Balking at Digital Transformation? Try bite-sized chunks

By Rufus Leonard
23 Jan 2020

Eat more kale, phone your mum more often and digitally transform your business before your competitors leave you behind. These are all things you know you should be doing – so why aren’t you?

We can’t advise on the first two*, but we have helped many businesses overcome their fears around and resistance to the third. Although digital transformation is a must for many companies, each journey will be unique. Our universal tip: break your transformation journey into manageable parts. It reduces the risks and costs, and lets you carefully monitor the effects, one success at a time.

In our age of constant change and continuous innovation, you stand still at your peril. Yet digital transformation is fraught with major challenges and potential pitfalls. It’s expensive, fiddly, complicated and time consuming. Many companies struggle to get it right. But when they do, the rewards are great. According to McKinsey, turning your company into a top-quartile B2B digital player can increase revenue by 3.5%.

Given that 80% of B2B buyers make their purchase decision before contacting sales2, they are pretty much sold on you before they even get in touch. And where are they looking when they find and choose you? A staggering 80% of B2B decision makers prefer to source relevant purchasing information from content on websites rather than advertisements.

So digital is having a greater and greater influence on the way customers behave and how they buy. This isn’t just true for B2C – it’s becoming an increasingly important aspect of how B2B operates. Business buyers are looking for the same online and mobile experiences they expect as consumers. So it’s essential to think ‘digital first’ for B2B.

Successful disruptors in the B2B space are those who use technology to create effective and meaningful journey-based experiences for their customers. If you’re a well-established B2B organisation, this is your big opportunity to adapt your brand to enrich the digital experience and use it to interact with your users in a compelling way.

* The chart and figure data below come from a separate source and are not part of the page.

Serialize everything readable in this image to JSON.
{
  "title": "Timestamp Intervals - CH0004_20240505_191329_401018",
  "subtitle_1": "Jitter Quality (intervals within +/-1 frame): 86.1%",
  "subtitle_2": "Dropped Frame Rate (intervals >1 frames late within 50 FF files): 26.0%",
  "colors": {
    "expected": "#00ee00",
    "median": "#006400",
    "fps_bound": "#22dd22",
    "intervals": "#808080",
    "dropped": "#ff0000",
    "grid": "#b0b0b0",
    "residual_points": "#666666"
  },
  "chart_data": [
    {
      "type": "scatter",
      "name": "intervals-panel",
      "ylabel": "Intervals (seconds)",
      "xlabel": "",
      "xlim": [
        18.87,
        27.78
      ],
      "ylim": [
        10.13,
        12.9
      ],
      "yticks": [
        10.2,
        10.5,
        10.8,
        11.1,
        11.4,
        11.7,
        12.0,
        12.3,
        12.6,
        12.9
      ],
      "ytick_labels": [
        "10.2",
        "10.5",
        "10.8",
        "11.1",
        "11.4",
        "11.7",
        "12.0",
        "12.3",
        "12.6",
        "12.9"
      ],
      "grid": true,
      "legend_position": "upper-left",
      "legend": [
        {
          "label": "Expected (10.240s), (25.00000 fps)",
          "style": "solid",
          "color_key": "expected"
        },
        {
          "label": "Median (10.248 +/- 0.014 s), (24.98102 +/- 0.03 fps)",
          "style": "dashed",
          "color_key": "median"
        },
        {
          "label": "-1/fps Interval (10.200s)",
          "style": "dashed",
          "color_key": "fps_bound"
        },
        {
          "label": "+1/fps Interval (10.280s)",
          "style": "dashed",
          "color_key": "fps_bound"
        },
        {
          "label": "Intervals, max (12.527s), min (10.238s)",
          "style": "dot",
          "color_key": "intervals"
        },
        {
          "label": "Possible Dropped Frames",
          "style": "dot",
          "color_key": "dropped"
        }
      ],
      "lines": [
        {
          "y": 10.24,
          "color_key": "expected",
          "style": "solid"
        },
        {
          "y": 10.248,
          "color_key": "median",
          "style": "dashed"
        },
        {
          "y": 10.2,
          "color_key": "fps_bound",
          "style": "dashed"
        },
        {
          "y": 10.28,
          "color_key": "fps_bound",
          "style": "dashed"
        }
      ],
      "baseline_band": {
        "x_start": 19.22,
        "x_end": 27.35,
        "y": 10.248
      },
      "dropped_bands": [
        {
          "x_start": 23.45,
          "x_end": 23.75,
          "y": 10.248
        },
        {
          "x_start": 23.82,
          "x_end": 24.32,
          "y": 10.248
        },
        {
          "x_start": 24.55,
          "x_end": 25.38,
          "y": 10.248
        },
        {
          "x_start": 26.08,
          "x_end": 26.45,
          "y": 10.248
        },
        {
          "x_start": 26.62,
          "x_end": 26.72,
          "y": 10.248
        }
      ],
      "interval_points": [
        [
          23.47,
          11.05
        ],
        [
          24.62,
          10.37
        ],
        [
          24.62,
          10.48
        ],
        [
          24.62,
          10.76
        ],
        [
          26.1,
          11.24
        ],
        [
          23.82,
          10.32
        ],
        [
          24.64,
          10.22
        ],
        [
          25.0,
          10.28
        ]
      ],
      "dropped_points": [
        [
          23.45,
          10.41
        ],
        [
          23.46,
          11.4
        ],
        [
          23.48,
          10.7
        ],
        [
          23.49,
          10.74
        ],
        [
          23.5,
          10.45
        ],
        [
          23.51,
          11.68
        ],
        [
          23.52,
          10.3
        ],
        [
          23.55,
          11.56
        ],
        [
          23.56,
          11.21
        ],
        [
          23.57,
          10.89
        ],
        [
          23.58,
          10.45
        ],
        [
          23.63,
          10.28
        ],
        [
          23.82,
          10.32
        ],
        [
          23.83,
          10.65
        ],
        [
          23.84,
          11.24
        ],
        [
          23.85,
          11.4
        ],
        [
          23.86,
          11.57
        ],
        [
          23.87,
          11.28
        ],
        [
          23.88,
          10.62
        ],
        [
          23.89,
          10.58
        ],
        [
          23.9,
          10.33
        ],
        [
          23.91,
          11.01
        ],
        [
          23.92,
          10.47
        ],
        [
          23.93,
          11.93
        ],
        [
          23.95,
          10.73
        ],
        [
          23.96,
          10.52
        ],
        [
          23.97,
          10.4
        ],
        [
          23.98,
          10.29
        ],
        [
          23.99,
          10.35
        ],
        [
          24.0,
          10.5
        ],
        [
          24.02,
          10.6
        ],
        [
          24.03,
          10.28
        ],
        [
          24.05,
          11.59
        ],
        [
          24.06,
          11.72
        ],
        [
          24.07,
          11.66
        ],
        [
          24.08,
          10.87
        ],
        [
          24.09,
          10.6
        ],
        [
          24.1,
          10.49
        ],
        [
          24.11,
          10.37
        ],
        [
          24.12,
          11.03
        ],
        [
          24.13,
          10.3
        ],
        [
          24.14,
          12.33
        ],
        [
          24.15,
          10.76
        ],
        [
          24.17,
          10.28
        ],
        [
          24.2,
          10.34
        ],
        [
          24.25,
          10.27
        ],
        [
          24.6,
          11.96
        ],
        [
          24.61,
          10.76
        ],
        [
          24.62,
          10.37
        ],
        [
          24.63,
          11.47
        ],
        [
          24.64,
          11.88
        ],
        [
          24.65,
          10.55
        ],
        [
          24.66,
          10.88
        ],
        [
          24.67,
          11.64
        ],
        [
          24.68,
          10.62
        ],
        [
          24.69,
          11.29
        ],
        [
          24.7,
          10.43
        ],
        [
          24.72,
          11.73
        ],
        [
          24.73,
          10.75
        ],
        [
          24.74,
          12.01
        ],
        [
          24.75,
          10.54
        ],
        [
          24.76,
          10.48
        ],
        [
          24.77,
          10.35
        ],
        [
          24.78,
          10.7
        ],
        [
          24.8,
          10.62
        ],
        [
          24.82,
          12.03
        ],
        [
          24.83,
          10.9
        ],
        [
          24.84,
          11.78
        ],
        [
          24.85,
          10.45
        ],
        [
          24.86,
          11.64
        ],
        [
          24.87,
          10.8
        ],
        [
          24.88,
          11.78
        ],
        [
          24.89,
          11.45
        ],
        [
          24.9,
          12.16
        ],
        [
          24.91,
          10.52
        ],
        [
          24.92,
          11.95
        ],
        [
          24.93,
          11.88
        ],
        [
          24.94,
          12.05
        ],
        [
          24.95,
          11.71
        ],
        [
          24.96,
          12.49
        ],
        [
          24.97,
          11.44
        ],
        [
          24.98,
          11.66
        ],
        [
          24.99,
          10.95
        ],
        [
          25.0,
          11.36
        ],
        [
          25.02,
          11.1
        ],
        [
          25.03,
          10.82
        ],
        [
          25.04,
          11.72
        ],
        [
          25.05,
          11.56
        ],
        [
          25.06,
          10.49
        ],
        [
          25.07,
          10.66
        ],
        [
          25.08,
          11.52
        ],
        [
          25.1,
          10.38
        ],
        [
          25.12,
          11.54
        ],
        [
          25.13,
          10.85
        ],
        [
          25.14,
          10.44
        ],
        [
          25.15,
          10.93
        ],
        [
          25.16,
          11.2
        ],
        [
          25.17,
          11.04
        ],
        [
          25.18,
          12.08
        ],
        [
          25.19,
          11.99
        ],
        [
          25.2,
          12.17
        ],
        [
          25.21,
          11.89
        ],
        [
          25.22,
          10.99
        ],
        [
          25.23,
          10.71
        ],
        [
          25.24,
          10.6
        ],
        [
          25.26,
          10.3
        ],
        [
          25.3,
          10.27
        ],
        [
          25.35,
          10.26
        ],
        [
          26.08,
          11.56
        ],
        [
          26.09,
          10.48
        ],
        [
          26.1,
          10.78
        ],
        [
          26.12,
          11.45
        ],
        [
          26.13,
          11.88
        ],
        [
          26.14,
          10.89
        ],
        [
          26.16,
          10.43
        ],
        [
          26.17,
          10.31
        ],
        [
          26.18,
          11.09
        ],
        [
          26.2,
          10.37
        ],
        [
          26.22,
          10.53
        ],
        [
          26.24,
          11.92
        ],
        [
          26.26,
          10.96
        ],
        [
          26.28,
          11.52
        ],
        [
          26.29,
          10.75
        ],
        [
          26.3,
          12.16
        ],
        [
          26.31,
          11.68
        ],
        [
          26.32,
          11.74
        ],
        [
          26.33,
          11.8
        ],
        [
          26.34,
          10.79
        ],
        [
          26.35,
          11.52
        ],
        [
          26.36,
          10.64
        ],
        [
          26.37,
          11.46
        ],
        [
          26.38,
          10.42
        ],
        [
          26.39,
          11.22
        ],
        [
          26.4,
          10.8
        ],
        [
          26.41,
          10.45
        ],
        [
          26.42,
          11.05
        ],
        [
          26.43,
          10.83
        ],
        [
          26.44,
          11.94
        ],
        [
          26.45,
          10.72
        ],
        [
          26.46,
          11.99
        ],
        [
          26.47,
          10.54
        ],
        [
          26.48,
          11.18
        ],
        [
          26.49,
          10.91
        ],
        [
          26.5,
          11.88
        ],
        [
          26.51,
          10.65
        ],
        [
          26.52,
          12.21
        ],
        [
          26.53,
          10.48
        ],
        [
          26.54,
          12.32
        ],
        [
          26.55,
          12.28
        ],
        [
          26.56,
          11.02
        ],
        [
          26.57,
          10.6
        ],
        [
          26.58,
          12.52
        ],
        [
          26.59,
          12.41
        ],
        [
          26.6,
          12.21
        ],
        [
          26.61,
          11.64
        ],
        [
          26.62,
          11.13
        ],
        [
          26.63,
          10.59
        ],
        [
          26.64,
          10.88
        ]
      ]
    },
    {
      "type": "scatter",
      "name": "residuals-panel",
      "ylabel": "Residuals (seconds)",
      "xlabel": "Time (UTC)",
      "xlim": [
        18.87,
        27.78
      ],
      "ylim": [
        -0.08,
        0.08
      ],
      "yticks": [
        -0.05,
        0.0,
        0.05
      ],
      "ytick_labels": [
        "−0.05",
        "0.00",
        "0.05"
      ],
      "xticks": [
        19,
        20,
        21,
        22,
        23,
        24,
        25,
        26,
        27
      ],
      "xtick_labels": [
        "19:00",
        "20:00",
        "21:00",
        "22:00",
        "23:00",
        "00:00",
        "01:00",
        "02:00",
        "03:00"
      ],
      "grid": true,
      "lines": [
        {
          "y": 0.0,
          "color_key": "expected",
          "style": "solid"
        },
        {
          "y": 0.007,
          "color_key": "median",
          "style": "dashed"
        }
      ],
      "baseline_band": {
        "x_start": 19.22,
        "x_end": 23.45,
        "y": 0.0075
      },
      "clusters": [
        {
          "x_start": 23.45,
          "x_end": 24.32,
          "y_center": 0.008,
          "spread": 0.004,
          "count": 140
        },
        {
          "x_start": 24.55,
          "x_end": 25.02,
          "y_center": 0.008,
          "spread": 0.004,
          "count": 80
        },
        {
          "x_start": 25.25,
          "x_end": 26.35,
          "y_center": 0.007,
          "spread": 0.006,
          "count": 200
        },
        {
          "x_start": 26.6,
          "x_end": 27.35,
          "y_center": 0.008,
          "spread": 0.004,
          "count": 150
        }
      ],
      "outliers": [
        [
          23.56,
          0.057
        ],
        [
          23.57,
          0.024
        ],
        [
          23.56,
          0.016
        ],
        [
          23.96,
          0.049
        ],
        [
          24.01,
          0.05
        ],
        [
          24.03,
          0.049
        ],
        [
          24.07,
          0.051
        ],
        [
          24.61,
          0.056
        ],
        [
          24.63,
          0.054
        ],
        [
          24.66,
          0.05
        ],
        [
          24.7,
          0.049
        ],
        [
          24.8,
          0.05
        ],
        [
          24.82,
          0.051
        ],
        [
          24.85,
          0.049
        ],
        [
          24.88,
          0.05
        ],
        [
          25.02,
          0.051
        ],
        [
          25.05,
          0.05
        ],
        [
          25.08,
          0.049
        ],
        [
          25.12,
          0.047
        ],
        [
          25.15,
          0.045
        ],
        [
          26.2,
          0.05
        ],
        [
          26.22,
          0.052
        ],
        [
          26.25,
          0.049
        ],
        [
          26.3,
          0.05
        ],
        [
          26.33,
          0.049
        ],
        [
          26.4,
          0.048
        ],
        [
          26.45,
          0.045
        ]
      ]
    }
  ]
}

One of the most daunting challenges is knowing where to start. It’s important to have long-term view on your digital transformation programme and to build a clear roadmap. To do this, begin by setting out your vision and bringing your team members on board. You and your colleagues will need to work together, engaging and communicating effectively to agree and align common ways of working. This way, transformation will become rooted in your company.

Rather than looking inwards and taking an internal business-based approach, think about what will most benefit your customers – and focus on their experiential journey. Once your vision is clear, break the process into manageable parts for actioning. And if the parts are still intimidating, break them into yet smaller fragments.

Here are those tips again, in an at-a-glance checklist:

1. Pinpoint where to start 
2. Identify your long-term goals
3. List your immediate priorities
4. Chart all this on a clear roadmap
5. Collaborate with your team to agree on your vision
6. Break your vision into manageable parts for actioning
7. If necessary, break those parts in to even smaller parts
8. Agree and align common ways of working, going forward
9. Work closely with your colleagues, continuously communicating
10. Gradually root the concept of transformation into your company’s ethos.

Change may feel risky when your customers trust your brand and are familiar with the status quo. But they are equally familiar with change – for it is everywhere – as is the world of digital. So perhaps transformation will go more smoothly than you think. And the smaller the chunks, the less bumpy the transition.     

*Well actually, we can. Here’s a kale recipe we defy you not to love. Why not share it with your mum?

Easy kale salad

Wash and de-stalk 200 grams of organic kale (removing the hard stems.)
Dab dry with a kitchen towel and transfer to a large bowl.
Drizzle with extra virgin olive oil (about one dessert spoon) and sprinkle with a pinch of sea salt or Himalayan pink salt, then mix together so all the kale is coated.
With extra-clean hands, massage the oil and salt into the kale with your fingertips for a couple of minutes until the kale softens and changes to the texture of seaweed.
Add two cubed avocados and about 15 halved cherry tomatoes.
Squeeze the juice of half a large lemon over the avocados, then mix the tomatoes and avocados with the kale.
Add extra olive oil, lemon juice or sea salt to taste.